Illustré par des succès tangibles tels que la surveillance de la qualité de l’air à Athènes, l’exploitation des ressources éoliennes offshore ou la pénétration du photovoltaïque à l’échelle urbaine, le co-design résilient nous montre la voie vers une harmonie possible entre innovation et durabilité.
En réunissant des ingénieurs, des écologistes marins, des représentants des communautés côtières ou en réunissant des urbanistes, des scientifiques environnementaux et des membres de la communauté locale, ce processus a permis de relever des défis complexes à l’intersection de la technologie, de la société et de l’environnement.
À l’horizon 2030, alors que des scénarios McKinsey anticipent que 70% du marché de l’IA générative sera orienté vers le consommateur (B2C), la question de priorisation entre l’IA récréative et l’IA stratégique se pose avec acuité.
Le co-design résilient offre alors un cadre précieux pour naviguer dans ce paysage complexe. Il s’étend de la conception de services à la structuration des relations entre participants, soulignant l’importance de développer des alternatives pour les services, les modalités de coopération et les stratégies d’engagement face aux surprises ou contraintes futures.

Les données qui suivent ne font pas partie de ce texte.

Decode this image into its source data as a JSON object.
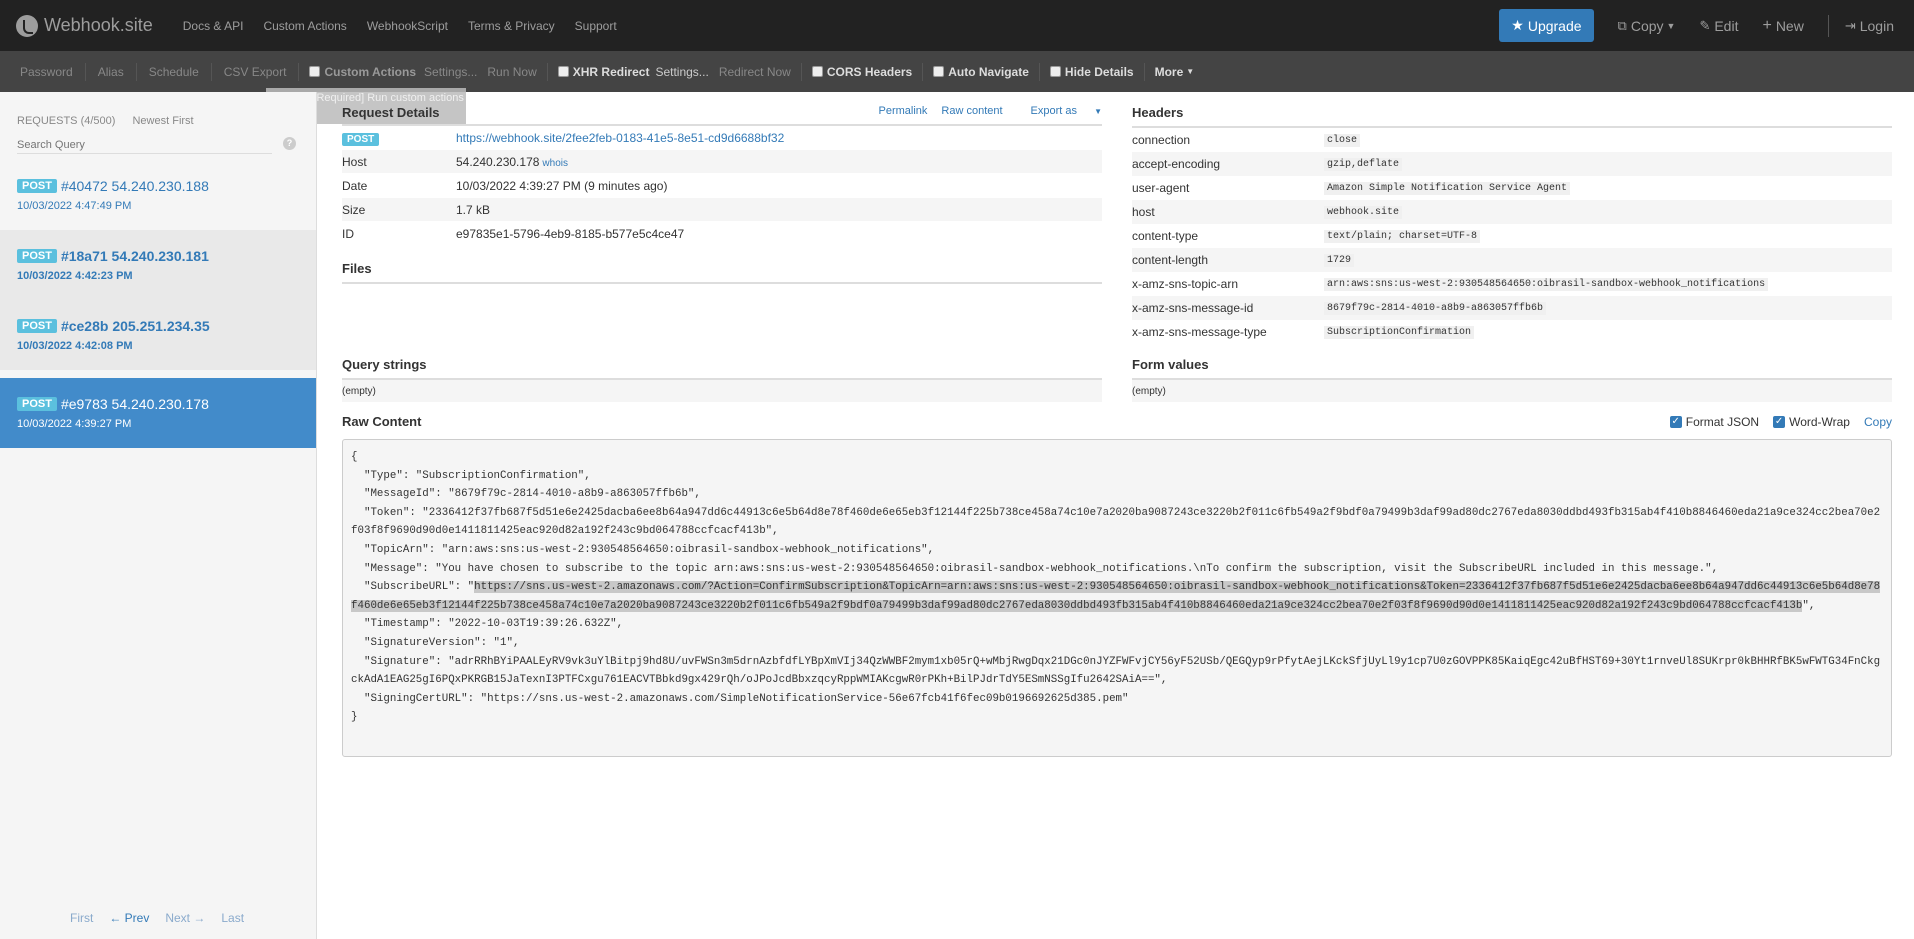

Vers un futur construit ensemble
Notre table ronde imaginaire invite à réfléchir à la manière dont nous pouvons rapprocher ces visions apparemment opposées pour construire un avenir partagé. Elle met en lumière l’importance d’une action collective et d’une réflexion approfondie sur notre utilisation de l’IA, en mettant l’accent sur la durabilité et l’impact environnemental de nos choix technologiques.
En conclusion, le dialogue entre le gardien des équilibres, l’innovateur rêveur, le veilleur des mirages, et le philanthrope capitaliste, orchestré autour du co-design, révèle une voie vers un futur où innovation et respect des ressources finies se rencontrent.
Cette approche holistique nous encourage à briser les silos et à rapprocher nos différences pour se frayer des voies voie vers une innovation technologique qui respecte les limites de nos ressources finies et répond aux besoins de tous.